Emeklilerin geçim sıkıntısına değinen Altınöz, “İnanın bu süreçte en çok emeklilerin geçim sıkıntısını görmüş olduk. İnsanlar dediler ki ‘Ben köye yerleşeceğim, ben gideceğim. Köydeki evime gitmek zorundayım çünkü geçinemiyorum. Bu yaşta oğluma, kızıma avucumu açtım, elimi açtım. Kendi evimden çıkıp onlarla birlikte yaşamak zorunda kaldım’ diyen emekliler var. Türkiye'nin şartlarını örnek olarak vermek gerekirse özellikle de 2009 yılında tedavüle giren 200 liradan yola çıkmak durumundayız. Bakın şu 200 lira, şu anda Türkiye Cumhuriyeti devletinin basmış olduğu en büyük para birimi. 2009 yılında piyasaya sürüldüğü zaman bu para 135 dolar alıyordu. Şu anda kaç dolar alıyor? 6 dolar. 129 dolar buharlaşmış. Türkiye'nin beka meselesi budur değerli arkadaşlar. Türkiye'de hükümetimiz devamlı vatandaşımızın önüne çeşitli beka meseleleri sürüyor, bunların bir kısmı doğru olabilir ama esas beka meselesi budur. Erken seçim neden olacak? Erken seçim işte bu 200 liradan dolayı olacak. Çünkü ekonomi yönetilemiyor” ifadelerini kullandı.
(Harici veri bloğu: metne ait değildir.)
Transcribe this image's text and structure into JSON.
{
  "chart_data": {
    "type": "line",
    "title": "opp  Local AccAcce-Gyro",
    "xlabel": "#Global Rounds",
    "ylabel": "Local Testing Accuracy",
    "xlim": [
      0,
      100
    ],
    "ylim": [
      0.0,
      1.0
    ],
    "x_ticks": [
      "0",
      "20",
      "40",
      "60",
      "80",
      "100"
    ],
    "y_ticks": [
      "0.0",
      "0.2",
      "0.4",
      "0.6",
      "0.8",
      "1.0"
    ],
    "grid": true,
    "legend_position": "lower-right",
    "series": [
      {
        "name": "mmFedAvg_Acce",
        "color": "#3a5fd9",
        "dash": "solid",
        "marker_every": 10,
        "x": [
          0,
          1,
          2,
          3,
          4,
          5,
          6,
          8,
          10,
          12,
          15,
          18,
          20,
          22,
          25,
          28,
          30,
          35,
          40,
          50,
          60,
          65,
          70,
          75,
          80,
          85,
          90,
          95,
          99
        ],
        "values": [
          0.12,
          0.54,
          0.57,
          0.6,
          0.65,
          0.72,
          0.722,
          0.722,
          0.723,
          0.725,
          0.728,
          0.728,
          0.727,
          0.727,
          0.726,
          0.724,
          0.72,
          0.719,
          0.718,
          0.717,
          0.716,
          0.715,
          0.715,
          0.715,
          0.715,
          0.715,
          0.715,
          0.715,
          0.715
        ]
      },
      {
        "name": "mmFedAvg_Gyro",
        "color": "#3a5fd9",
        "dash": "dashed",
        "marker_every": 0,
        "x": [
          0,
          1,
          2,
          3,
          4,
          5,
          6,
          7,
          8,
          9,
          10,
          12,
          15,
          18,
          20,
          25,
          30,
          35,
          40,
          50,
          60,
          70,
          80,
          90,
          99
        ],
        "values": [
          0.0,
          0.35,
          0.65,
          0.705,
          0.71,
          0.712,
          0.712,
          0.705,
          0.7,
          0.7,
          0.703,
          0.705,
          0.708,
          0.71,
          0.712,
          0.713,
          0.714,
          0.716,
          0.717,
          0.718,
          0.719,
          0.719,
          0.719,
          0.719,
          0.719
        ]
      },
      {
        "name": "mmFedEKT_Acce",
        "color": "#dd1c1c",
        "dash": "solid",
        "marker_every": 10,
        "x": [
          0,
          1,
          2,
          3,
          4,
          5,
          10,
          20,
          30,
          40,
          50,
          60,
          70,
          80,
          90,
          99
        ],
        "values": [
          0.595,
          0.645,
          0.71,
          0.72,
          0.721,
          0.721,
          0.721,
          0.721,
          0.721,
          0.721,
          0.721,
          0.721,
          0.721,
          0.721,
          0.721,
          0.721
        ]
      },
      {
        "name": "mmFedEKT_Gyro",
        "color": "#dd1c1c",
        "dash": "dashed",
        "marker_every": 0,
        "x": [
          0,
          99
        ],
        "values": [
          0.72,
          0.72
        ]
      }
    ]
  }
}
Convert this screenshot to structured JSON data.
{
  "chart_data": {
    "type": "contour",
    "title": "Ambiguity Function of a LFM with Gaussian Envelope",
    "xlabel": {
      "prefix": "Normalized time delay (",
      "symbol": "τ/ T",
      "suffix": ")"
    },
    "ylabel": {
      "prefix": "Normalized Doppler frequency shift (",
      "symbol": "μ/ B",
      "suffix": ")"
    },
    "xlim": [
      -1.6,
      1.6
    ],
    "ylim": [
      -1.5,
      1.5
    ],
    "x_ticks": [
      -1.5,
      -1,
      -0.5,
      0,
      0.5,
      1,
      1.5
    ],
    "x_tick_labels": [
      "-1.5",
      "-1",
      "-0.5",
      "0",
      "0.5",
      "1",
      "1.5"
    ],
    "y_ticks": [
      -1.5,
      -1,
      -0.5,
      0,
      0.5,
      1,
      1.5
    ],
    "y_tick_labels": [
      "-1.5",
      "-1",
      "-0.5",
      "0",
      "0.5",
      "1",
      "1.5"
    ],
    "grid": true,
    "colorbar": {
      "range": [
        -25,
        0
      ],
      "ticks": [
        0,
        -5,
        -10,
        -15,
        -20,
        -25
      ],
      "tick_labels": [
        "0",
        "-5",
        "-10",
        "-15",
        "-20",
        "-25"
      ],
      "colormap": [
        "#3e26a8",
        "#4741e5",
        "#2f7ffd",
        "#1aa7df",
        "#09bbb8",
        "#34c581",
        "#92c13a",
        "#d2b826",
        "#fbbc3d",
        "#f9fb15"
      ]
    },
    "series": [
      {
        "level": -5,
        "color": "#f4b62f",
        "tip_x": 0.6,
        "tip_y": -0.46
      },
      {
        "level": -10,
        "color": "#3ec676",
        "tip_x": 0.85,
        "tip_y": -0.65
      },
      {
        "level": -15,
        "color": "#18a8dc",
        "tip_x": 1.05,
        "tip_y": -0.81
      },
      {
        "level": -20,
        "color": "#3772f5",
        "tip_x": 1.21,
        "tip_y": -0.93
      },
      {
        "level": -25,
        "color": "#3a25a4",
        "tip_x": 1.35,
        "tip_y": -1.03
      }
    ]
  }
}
“TÜRKİYE'NİN ERKEN SEÇİM MECBURİYETİ VARDIR”

Türkiye’de erken seçimin kaçınılmaz olduğunu belirten Altınöz, “Türkiye şu anda Bangladeş şartlarında yaşıyor. Hatta bazı yerlerde de Somali şartlarında yaşıyor. Bunları bilerek anlatıyoruz. Türkiye'nin erken seçim mecburiyeti vardır. Erken seçime giderken de elbette halkımız bizi şu anda üçüncü parti konumuna getirdi. Biz de üçüncü parti konumuna gelmiş bir partinin yöneticileri ve bu partinin sorumluluk sahibi olan insanları olarak bu iradeyi ortaya koymak zorundayız. Vatandaşımızın bize vermiş olduğu oyların karşılığını, bize gösterilen teveccühü onların bize vermiş olduğu yetkiyi parlamentoda kullanmak durumundayız. Erken seçim olacağı an itibariyle en hızlı bir şekilde bunu isteyen parti biz olacağız. Çünkü mutfakta yangın var. İnsanların cebinde para kalmamış esnaf iş yerini kapatıyor. Sonuç itibariyle erken seçim kaçınılmaz” dedi.

“DERHAL BİZİM İKTİDARA GELMEMİZ LAZIM”

Gazze’nin durumu ile ilgili olarak da Altınöz, “Biz Gazze'nin bu şartlarında ne yapıyoruz? Hamas’la İsrail'i buluşturup onları barıştırmaya çalışıyoruz. Türkiye'nin işi bitti, buna kaldı. Ben burada size soruyorum. Eğer genel başkanımız Sayın Fatih Erbakan Bey iktidarda olsaydı İsrail Gazze'ye bu saldırıyı yapabilir miydi? Yapamaz mıydı? Soruyorum size. Aklından bile geçiremezdi. Acaba biz böyle bir operasyon yapabilir miydik diye aklından geçiremez. İşte milli görüş farkı bu. Derhal bizim iktidara gelmemiz lazım. Saniye geçirmeden. Erken seçim ne zaman, yarın. Yarın erken seçim istiyoruz” diye konuştu.

“ADAYLARIMIZ ÜZERİNE BASKI OLUŞTURARAK SİNDİRMEYE ÇALIŞTILAR”

Yeniden Refah Partisi İstanbul Milletvekili Doğan Bekin ise “81 ilin valileri bifiil iktidar yanlısı olarak, adeta devletin valisi olarak değil de iktidarın il başkanları gibi hareket ederek psikolojik baskı uyguladılar. Özellikle Güneydoğu’da çok büyük oy sıçraması yapacakken burada bizzat valilerin baskıcı tutumlarını görmemiz mümkün oldu. Hatta bazı illerde adaylarımız üzerine baskı oluşturarak onları istifa etmeleri konusunda psikolojik telkin yoluyla sindirmeye çalıştılar. Kendilerini her ne kadar müdahale etsek de ne yazık ki aynı davranış biçimini seçime kadar sürdürmeyi yeğlediler. Bu da çok yanlış bir durumdur. Bu tarafsızlık ilkesine ve seçimin burada sağlıklı yürümesine çok büyük gölge düşüren ve önemli bir etmen oldu” dedi.